I have an idea for a solution. Legalize hacking, let everyone hack each other and spy on each other and what not, make every company out there explicitly aware that the internet is a jungle. This will create a demand for security and force software and hardware manufacturers to actually care about security and so on.
The internet is already a hostile jungle (look at the logs of any server you control). Legalizing hacking won't change that. It will just add a little more immunity to bad actors.
And it's kind of a legalize burglary, so that people will be forced to live in fortified compounds.
The NRA approach to safety and securing yourself and belongings. If everyone has a gun, everyone will be safe. Except for those who once owned guns and after a very scary mishap believe that it's safer to not own guns, and those that have already criminally mishandled guns and used them in commission of serious and violent crimes, and those who after weeks at the shooting range still can't hit the broadside of a barn. Except those people, everyone will be safe. Oh, and children. Screw the children, because they just don't have the mental capacity to understand the consequences that may occur after one shoots another.

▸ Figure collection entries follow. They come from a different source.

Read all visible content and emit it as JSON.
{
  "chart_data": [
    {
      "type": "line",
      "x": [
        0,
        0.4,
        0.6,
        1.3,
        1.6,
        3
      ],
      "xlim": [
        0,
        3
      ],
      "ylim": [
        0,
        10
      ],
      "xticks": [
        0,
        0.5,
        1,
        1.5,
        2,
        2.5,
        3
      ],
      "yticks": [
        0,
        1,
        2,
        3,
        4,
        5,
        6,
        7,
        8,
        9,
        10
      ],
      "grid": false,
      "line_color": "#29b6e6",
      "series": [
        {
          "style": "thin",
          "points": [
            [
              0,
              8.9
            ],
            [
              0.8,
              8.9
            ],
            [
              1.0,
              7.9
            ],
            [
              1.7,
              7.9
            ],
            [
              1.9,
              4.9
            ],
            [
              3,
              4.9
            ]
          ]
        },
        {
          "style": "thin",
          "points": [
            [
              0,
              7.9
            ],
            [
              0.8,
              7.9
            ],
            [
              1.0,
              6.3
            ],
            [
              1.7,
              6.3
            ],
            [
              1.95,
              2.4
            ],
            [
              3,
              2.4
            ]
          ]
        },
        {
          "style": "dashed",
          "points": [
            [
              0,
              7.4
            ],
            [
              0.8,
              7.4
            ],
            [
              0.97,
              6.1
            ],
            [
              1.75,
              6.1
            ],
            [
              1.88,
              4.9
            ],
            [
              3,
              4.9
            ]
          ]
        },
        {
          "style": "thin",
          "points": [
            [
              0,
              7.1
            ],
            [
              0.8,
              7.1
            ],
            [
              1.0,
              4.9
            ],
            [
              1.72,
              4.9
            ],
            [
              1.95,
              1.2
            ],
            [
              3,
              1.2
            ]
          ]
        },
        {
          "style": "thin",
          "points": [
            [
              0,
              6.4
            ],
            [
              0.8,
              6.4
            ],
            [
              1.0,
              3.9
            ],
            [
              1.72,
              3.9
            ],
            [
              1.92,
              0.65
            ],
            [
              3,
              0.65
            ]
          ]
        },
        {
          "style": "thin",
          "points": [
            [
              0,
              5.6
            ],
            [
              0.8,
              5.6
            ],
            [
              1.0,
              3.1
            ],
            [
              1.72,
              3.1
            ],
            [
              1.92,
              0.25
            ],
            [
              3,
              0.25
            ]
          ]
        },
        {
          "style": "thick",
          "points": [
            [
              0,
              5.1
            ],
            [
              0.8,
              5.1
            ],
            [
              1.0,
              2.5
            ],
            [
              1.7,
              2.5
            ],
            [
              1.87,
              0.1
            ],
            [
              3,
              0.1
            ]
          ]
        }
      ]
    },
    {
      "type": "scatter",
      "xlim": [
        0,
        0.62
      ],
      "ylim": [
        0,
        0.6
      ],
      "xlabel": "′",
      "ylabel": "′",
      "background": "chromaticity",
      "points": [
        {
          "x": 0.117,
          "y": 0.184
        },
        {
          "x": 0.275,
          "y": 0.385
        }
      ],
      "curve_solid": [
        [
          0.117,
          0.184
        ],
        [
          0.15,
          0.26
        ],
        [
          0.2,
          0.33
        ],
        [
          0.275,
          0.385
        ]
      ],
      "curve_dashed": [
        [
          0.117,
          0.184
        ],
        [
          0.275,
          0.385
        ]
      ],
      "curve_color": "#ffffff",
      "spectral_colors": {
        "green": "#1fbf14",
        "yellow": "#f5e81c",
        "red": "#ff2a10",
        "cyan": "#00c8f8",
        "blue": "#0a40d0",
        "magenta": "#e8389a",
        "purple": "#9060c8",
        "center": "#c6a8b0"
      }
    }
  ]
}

I like this plan. Can't wait for my father, who can barely figure out how to attach a picture to an email in AOL's webmail to start poking for XSS and CSRF vulnerabilities on the sites his spam mail links to, and changing his username to "1;DROP TABLE users" everywhere.
Cyber weapons are already legal to download and posses, it's a very different story from guns. Imagine if your competition could be legally allowed to steal your trade secrets, clients, employees, but only through hacking. Would you not care enough to invest into security?
Perhaps rather than legalizing hacking, we should inject a common middleman into the vulnerability reporting process. In the US, it could be the Consumer Product Safety Commission. It would ensure that those accepting reports are knowledgeable and treat the report as important and also protect companies from having to deal with random white hats. Serious enough vulnerabilities could result in fines that are partially paid to the reporter as a bounty. It would also protect white hats from threats or retribution since they could remain anonymous if they choose.
We already have a process in place to deal with flaws in products produced by unlicensed entrepreneurs. We just need to extend it to apply to software products and services.
No, it wont. Because people hack right now too. What it would do however, is that people who have ethical considerations would have to step back against people who dont have them. So, prepare for a lot of insider attacks and back doors. Not that those don't exist now, they do. But your proposal would put more advantage to bad actors as they hAve now, so they would get their way more often.